Twitter is full of good people who are bullying jerks like me.
“My dad was an addict his entire life.” The political writer Bethany Mandel told the story in a Twitter string, responding to a cruel tweet about addicts deserving to die. He had probably kicked his addiction, she explained, but then a doctor prescribed opioids for the severe back pain he suffered from his job delivering heating oil.
“Getting those pills put him back on the path of addiction. It bankrupted him. He ended up committing suicide.” Then she explained her reaction to the cruel tweet. I’ll use the word “jerk” for her ruder and more accurate one.

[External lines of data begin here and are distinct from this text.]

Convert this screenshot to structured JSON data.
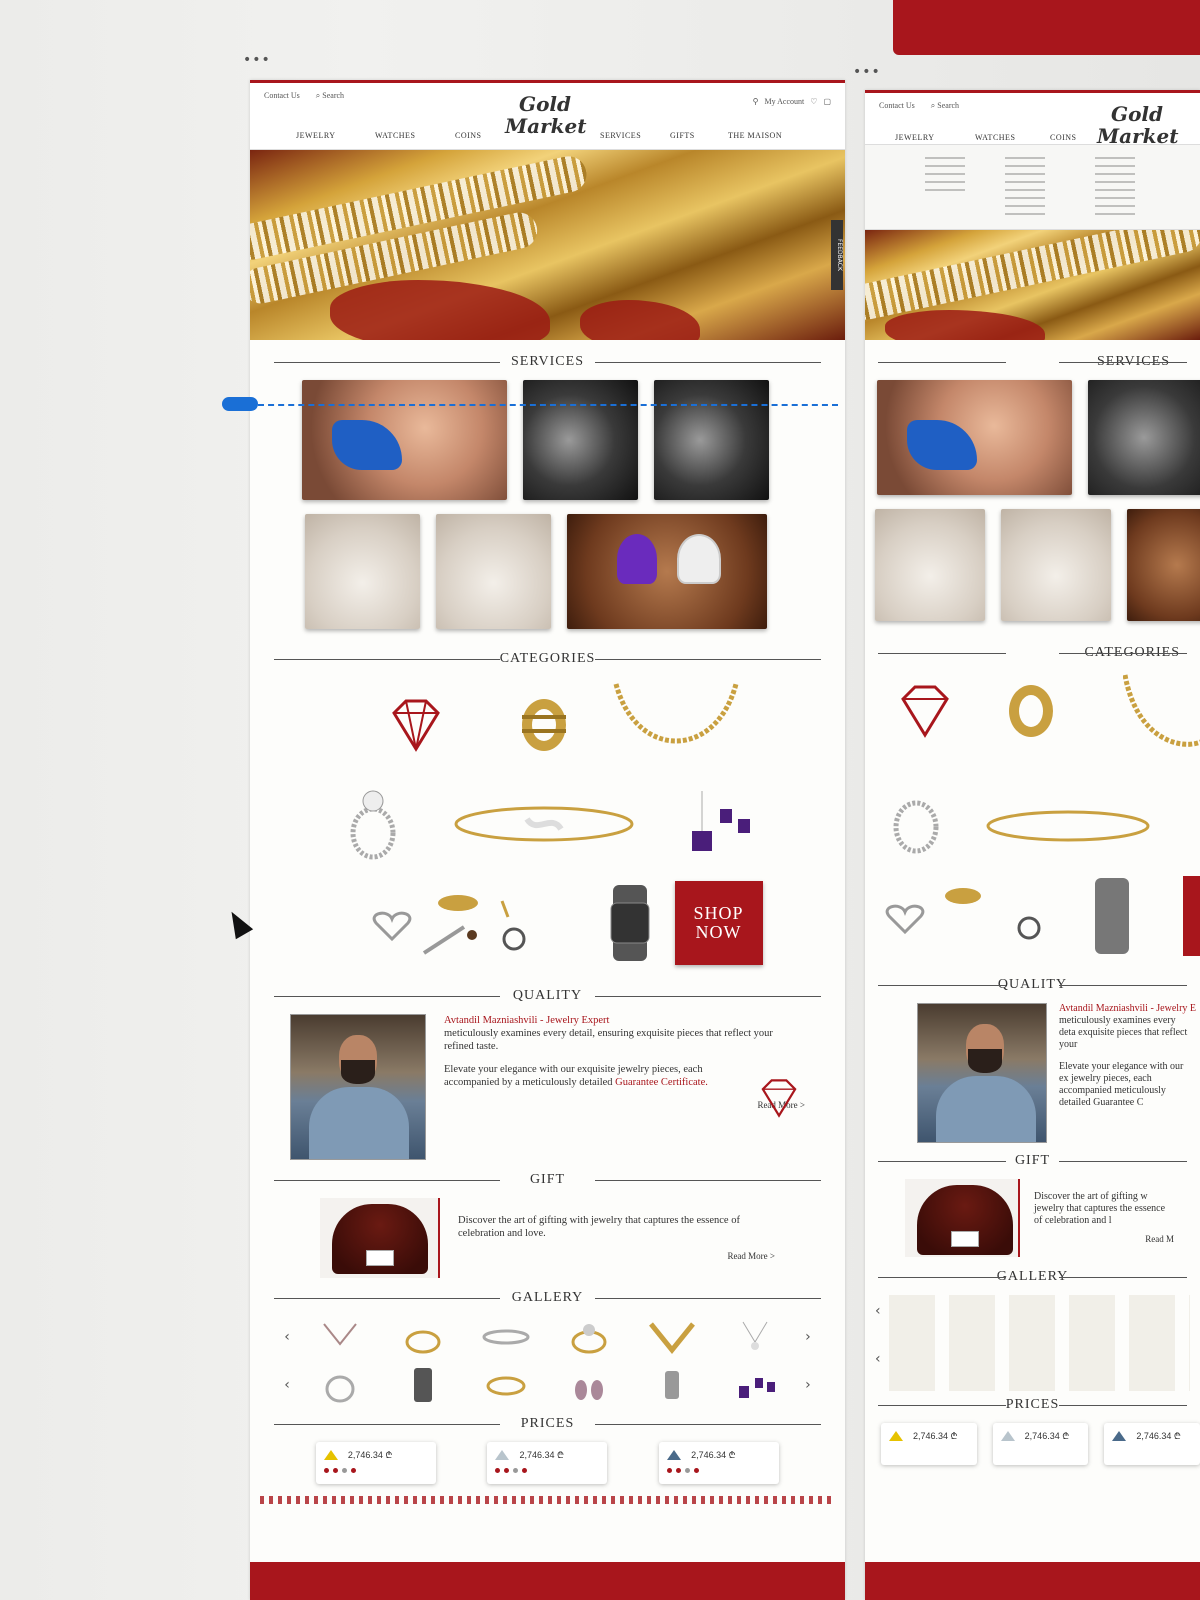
{
  "header": {
    "contact": "Contact Us",
    "search": "Search",
    "account": "My Account",
    "logo_line1": "Gold",
    "logo_line2": "Market",
    "nav": [
      "JEWELRY",
      "WATCHES",
      "COINS",
      "SERVICES",
      "GIFTS",
      "THE MAISON"
    ]
  },
  "hero": {
    "feedback": "FEEDBACK"
  },
  "sections": {
    "services": "SERVICES",
    "categories": "CATEGORIES",
    "quality": "QUALITY",
    "gift": "GIFT",
    "gallery": "GALLERY",
    "prices": "PRICES"
  },
  "shop_now": {
    "line1": "SHOP",
    "line2": "NOW"
  },
  "quality": {
    "name": "Avtandil Mazniashvili - Jewelry Expert",
    "text1": "meticulously examines every detail, ensuring exquisite pieces that reflect your refined taste.",
    "text2a": "Elevate your elegance with our exquisite jewelry pieces, each accompanied by a meticulously detailed",
    "text2b": "Guarantee Certificate.",
    "read_more": "Read More >"
  },
  "gift": {
    "text": "Discover the art of gifting with jewelry that captures the essence of celebration and love.",
    "read_more": "Read More >"
  },
  "gallery": {
    "prev": "‹",
    "next": "›"
  },
  "prices": [
    {
      "value": "2,746.34 ₾",
      "color": "#e6c200"
    },
    {
      "value": "2,746.34 ₾",
      "color": "#b8c4cc"
    },
    {
      "value": "2,746.34 ₾",
      "color": "#4a6a8a"
    }
  ],
  "colors": {
    "brand_red": "#a8161c",
    "gold": "#c9a040",
    "annotation_blue": "#1a6fd6"
  },
  "second_board": {
    "services": "SERVICES",
    "categories": "CATEGORIES",
    "quality": "QUALITY",
    "name": "Avtandil Mazniashvili - Jewelry E",
    "text1": "meticulously examines every deta exquisite pieces that reflect your",
    "text2": "Elevate your elegance with our ex jewelry pieces, each accompanied meticulously detailed Guarantee C",
    "gift": "GIFT",
    "gift_text": "Discover the art of gifting w jewelry that captures the essence of celebration and l",
    "read_more": "Read M",
    "gallery": "GALLERY",
    "prices": "PRICES",
    "price_value": "2,746.34 ₾"
  }
}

“When folks say ‘addicts deserve to die’ — even [jerks] running their mouths on twitter — it stings. A lot.” She doesn’t write about her father, she says, and the jerk couldn’t know his wish for the death of addicts would hit her personally. He was just saying what people like him say on Twitter. In a later tweet, she said, “But when you say [rude things] like that, keep in mind you have no idea the back story of the person you’re saying it to.”
They speak like jerks
Even good, religiously serious people, say things like “addicts deserve to die.” They just pick on a group it’s safe to pick on in an age that combines hyper-sensitivity (think “micro-aggressions”) and social darwinism.
Every ideological side has its own list of approved targets: addicts, the chronically poor, smokers, the overweight, the rural white Trump voters, social justice warriors, pro-lifers, pro-choicers, snowflakes, the micro-aggressors and the ones who complain about micro-aggressions, fundamentalists, secularists, the Alt Right, the hard left, Donald Trump, Hillary Clinton, and, and, and …
Pretty much everyone hates internet bullies, even the bullies (though everyone makes fun of Anthony Weiner, the one man who unites Americans like no other), but otherwise, you shall know the sides by the people they feel free to generalize about and insult. Ideological comrades gather and at some point they’ll begin their own genteel version of 1984’s Two Minutes Hate.
In the totalitarian world of the novel, everyone watches a daily movie about the country’s enemies and breaks into abuse. As Orwell describes it, “The horrible thing about the Two Minutes Hate was not that one was obliged to act a part, but that it was impossible to avoid joining in.”
Within thirty seconds any pretense was always unnecessary. A hideous ecstasy of fear and vindictiveness, a desire to kill, to torture, to smash faces in with a sledge hammer, seemed to flow through the whole group of people like an electric current, turning one even against one’s will into a grimacing, screaming lunatic. And yet the rage that one felt was an abstract, undirected emotion which could be switched from one object to another like the flame of a blowlamp.
You see a milder form of this in some public demonstrations. You can see it in a much milder form at a cookout, say, when the conversation limps along until someone brings up a shared enemy, one of the groups on the approved target list. Smaller conversations stop, people turn to the speaker, lean forward. The energy level rises. People nod their heads, roll their eyes, laugh, throw in their own insults. A good time is suddenly being had by all.